An analytical model of Faraday rotation in hot alkali metal vapours

TL;DR

This paper develops an analytical model for Faraday rotation in hot alkali vapours, accurately predicting rotation and absorption spectra, and identifies regimes where hyperfine pumping effects are negligible.

Contribution

It introduces a simple analytical model for off-resonant Faraday rotation applicable to all hot alkali vapours, validated against experimental data.

Findings

Model predicts Faraday rotation within 1% accuracy at high temperatures.

Identifies a weak probe intensity limit where hyperfine pumping is negligible.

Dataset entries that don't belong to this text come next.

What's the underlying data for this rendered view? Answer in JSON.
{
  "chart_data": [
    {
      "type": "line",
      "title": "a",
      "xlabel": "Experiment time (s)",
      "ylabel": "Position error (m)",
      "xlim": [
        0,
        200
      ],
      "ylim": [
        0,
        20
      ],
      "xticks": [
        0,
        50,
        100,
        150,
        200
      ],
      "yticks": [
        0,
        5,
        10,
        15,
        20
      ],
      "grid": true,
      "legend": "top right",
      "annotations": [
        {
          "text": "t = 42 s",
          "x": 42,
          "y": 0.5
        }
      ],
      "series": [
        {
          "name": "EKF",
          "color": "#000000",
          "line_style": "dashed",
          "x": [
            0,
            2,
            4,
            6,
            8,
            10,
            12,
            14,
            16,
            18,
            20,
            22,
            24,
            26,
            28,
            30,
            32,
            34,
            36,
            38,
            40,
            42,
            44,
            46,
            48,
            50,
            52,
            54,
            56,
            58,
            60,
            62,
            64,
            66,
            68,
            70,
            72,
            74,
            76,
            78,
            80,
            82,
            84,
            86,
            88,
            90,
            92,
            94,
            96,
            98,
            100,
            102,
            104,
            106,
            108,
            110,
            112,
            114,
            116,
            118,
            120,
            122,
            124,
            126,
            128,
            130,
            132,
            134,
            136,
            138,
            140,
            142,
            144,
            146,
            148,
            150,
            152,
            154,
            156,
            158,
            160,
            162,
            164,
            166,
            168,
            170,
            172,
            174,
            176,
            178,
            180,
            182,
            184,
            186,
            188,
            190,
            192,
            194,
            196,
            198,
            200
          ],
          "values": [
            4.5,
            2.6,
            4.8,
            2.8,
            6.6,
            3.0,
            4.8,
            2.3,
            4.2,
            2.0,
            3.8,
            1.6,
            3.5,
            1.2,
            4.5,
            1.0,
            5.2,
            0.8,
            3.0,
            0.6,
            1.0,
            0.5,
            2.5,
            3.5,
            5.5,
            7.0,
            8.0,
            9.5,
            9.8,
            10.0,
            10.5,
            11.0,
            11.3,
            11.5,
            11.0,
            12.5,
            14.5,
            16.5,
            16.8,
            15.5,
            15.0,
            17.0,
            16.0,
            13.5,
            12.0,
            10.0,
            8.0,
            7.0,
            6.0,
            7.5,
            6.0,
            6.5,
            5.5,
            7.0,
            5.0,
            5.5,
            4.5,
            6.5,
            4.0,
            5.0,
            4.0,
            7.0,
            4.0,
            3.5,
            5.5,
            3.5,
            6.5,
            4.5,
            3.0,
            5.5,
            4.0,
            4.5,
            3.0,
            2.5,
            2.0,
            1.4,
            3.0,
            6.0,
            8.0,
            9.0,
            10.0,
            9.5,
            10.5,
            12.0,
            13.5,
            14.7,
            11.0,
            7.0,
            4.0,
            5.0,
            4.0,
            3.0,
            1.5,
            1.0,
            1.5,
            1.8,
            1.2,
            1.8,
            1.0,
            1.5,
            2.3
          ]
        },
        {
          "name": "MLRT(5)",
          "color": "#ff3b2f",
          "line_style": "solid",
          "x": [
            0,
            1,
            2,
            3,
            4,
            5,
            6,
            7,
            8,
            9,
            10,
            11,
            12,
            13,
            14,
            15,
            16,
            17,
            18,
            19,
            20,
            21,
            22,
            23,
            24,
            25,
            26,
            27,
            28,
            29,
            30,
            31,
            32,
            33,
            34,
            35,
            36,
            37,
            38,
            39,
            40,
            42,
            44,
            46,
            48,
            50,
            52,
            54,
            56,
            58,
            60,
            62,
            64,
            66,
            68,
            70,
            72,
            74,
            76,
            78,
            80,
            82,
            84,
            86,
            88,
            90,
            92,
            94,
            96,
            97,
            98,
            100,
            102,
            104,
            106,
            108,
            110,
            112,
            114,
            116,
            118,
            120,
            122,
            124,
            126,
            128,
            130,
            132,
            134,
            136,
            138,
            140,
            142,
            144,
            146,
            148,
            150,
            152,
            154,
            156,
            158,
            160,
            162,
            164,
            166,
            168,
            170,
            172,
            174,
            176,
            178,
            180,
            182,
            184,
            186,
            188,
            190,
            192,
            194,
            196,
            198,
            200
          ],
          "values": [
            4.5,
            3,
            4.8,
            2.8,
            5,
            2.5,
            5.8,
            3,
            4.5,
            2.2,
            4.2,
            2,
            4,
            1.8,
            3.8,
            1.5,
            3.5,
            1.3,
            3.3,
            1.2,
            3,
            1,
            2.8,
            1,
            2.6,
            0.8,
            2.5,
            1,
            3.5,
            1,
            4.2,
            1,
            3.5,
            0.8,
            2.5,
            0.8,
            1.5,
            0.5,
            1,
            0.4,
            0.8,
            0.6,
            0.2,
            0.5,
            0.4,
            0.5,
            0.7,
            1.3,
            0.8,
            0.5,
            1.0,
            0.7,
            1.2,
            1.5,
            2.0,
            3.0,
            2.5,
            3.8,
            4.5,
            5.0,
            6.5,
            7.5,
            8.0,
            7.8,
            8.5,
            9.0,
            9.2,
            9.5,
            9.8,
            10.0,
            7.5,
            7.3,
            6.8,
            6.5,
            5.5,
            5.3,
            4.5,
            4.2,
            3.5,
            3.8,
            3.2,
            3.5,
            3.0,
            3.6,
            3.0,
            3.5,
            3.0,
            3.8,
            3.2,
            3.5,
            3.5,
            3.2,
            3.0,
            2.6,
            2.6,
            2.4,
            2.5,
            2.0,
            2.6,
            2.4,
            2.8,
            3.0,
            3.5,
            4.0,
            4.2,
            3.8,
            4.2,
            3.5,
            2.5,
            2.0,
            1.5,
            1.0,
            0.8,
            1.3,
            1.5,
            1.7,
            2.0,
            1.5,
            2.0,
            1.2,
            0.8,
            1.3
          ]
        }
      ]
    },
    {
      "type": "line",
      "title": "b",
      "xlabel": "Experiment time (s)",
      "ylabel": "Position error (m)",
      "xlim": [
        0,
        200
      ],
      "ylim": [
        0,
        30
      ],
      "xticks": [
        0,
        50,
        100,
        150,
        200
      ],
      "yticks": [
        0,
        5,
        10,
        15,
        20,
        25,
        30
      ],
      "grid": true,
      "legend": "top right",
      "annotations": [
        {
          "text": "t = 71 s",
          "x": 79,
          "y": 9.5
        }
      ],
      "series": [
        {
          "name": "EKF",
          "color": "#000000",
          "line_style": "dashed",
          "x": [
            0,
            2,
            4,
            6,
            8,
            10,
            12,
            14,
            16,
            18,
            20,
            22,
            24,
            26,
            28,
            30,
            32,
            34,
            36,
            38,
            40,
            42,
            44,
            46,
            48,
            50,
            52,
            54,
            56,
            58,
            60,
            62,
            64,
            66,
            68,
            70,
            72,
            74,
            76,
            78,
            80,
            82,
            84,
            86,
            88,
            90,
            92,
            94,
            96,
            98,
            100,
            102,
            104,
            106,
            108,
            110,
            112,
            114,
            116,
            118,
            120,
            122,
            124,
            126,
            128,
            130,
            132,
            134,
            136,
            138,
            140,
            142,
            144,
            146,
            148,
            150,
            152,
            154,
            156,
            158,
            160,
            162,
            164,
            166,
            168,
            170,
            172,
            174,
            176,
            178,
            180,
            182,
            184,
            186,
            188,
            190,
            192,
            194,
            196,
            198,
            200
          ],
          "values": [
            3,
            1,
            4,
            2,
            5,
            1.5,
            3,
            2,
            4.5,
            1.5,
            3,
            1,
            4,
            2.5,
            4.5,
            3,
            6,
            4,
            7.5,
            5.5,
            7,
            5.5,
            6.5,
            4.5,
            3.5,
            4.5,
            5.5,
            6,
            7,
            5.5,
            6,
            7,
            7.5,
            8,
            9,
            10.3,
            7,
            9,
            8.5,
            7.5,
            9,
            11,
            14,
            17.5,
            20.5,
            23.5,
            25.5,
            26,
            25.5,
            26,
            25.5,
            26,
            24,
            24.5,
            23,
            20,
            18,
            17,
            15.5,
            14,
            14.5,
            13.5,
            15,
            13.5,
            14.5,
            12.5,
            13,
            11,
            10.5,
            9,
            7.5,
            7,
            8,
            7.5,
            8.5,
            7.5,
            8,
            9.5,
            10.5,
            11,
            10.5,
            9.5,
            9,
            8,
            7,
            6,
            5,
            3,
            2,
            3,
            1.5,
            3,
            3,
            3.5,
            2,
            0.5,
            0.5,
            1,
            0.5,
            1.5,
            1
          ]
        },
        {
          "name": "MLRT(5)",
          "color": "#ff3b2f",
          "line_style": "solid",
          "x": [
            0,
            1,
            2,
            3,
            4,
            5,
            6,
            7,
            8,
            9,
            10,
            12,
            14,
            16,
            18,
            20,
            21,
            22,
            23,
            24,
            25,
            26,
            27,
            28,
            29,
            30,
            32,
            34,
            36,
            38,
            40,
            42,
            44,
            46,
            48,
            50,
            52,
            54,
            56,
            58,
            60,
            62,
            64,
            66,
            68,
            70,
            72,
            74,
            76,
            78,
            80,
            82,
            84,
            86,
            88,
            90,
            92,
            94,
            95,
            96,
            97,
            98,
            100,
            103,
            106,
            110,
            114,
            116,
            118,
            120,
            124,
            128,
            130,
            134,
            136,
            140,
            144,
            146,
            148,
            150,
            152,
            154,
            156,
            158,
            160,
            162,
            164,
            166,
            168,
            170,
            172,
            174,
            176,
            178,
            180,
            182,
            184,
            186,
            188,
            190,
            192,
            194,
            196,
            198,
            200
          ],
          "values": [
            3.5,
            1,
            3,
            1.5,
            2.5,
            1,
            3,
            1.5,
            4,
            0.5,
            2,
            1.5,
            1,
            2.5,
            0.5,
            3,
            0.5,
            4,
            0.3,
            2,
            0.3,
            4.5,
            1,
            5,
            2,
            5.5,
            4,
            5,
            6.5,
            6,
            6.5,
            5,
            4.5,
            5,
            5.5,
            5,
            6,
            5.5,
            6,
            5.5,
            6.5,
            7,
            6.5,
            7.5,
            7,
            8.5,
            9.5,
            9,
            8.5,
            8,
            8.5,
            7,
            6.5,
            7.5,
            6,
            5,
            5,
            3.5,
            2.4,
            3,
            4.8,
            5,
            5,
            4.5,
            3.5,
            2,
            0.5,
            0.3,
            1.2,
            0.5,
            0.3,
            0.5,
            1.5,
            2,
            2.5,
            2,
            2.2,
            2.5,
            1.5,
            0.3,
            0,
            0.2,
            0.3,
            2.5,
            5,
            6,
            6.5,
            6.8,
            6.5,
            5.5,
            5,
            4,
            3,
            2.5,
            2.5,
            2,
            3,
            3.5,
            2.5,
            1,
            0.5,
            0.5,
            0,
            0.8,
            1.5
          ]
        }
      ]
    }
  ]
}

Computer code accurately predicts Doppler-broadened spectra within 0.5% rms deviation.

Abstract

We report a thorough investigation into the absorptive and dispersive properties of hot caesium vapour, culminating in the development of a simple analytical model for off-resonant Faraday rotation. The model, applicable to all hot alkali metal vapours, is seen to predict the rotation observed in caesium, at temperatures as high as 115 $^{\circ}$C, to within 1% accuracy for probe light detuned by greater than 2 GHz from the $D_{2}$ lines. We also demonstrate the existence of a weak probe intensity limit, below which the effect of hyperfine pumping is negligible. Following the identification of this regime we validate a more comprehensive model for the absorption and dispersion in the vicinity of the $D_{2}$ lines, implemented in the form of a computer code. We demonstrate the ability of this model to predict Doppler-broadened spectra to within 0.5% rms deviation for temperatures up to 50 $^{\circ}$C.